3 Il y aura bien une madame Charles Hello pour se lancer dans la betterave sucrière en 1812 (en réponse au blocus anglais interdisant toute importation de sucre de canne depuis 1806-1807), mais l’affaire ne survivra pas au retour de la paix et, partant, à la reprise de la liberté du commerce (F. Dobet, « Quelques aspects de la campagne aux environs de Guingamp il y a un siècle et plus », Journal de Guingamp, n° 713, du 14 avril 1962).
4 Prenons l’exemple de Pierre Gyomar dont le tableau est présent dans les notes de la page 306.
5 Le recensement de 1793 attribue 7 335 habitants à Saint-Brieuc, celui de 1796 en donne 5 444 à Guingamp (F. Dobet, Les cahiers du Trégor, n° 5, nov. 1983, p. 16).
6 Idem.
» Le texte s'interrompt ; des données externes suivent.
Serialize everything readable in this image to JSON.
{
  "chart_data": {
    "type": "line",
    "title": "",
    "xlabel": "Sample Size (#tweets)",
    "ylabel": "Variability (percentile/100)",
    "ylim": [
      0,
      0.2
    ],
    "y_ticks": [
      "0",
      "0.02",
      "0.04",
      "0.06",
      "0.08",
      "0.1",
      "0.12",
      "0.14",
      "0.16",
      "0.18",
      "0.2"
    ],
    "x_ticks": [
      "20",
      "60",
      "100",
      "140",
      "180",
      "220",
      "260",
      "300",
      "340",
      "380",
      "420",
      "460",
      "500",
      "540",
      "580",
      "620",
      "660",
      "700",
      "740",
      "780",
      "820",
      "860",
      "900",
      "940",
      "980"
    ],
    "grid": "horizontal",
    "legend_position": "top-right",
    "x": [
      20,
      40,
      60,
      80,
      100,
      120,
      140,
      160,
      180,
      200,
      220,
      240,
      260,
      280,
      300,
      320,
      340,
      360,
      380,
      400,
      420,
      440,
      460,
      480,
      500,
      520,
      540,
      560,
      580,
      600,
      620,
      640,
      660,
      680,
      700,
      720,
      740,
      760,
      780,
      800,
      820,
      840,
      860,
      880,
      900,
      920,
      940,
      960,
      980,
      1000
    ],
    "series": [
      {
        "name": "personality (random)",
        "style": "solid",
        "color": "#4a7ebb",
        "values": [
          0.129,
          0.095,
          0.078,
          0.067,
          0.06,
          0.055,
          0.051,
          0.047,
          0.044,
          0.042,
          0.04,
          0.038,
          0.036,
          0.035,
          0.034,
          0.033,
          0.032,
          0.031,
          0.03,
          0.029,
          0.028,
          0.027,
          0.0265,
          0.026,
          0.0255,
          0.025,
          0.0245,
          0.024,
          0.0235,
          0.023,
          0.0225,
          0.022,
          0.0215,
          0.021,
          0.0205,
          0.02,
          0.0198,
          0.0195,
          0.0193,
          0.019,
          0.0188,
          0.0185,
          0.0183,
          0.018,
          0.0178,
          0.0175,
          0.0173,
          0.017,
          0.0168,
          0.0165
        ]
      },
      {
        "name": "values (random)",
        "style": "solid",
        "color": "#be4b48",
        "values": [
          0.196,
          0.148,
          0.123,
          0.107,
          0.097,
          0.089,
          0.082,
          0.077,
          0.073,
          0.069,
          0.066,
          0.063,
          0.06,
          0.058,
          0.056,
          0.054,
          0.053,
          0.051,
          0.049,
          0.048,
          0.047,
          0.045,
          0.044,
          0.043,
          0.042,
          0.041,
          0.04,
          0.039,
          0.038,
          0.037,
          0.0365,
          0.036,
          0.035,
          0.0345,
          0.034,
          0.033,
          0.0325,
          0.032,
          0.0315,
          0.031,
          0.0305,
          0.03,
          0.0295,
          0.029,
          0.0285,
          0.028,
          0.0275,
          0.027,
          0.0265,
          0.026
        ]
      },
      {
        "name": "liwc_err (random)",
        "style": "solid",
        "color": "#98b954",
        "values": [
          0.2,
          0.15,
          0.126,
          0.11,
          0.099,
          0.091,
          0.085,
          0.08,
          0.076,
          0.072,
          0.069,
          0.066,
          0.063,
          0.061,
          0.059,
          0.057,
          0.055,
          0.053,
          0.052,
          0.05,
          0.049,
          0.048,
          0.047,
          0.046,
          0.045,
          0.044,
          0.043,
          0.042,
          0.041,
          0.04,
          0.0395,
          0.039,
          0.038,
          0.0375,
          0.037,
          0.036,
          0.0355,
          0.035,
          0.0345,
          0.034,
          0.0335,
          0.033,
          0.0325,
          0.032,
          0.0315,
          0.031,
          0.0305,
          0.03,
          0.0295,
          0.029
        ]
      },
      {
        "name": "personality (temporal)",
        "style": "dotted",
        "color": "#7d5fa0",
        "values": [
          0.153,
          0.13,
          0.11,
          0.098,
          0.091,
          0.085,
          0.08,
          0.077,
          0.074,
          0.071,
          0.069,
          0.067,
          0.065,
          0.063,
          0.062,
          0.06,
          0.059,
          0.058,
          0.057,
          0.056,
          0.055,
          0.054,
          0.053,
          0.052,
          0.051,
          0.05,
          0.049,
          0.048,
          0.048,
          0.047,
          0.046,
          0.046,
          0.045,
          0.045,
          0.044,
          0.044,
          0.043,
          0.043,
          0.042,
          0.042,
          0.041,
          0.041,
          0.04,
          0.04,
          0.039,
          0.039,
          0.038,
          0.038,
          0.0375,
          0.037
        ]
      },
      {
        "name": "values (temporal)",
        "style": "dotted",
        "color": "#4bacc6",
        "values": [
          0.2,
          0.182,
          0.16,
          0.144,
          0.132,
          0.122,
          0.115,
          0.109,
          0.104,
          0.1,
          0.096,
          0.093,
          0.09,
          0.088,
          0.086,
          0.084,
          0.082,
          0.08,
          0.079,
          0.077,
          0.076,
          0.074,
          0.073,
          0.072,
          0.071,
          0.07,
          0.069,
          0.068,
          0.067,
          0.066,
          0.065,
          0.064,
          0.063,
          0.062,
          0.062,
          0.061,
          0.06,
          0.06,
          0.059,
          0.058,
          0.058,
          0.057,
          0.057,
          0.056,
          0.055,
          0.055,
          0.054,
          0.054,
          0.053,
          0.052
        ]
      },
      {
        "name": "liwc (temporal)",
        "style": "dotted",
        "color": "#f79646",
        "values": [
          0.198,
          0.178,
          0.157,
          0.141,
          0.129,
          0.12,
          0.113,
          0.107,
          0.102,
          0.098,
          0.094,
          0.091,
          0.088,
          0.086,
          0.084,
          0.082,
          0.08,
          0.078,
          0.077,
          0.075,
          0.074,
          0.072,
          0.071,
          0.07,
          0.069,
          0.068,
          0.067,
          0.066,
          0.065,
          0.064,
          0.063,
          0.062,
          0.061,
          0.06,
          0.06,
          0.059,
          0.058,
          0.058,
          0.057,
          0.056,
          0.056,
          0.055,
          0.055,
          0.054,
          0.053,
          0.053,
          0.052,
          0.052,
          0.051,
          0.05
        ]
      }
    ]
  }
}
Guingamp compte alors 8 117 habitants contre 35 570 à Saint-Brieuc.
7 Chiffre du dernier recensement effectué en 1990 (Le Télégramme du 31 décembre 1991).
8 « Cités d’Art en Bretagne » édité en mai 1993 par le conseil régional de Bretagne.
9 Par exemple, la mise en place d’un fléchage de deux circuits de visite de la ville, l’un médiéval et l’autre Renaissance, ainsi que l’organisation de visites guidées pendant la saison estivale par l’office du tourisme de la ville.
10 En particulier concernant les fouilles du château et l’ancienne prison. Construite en 1840, celle-ci illustre un système cellulaire qui applique la théorie de l’isolement et mérite un tout autre sort que l’abandon qui est le sien aujourd’hui.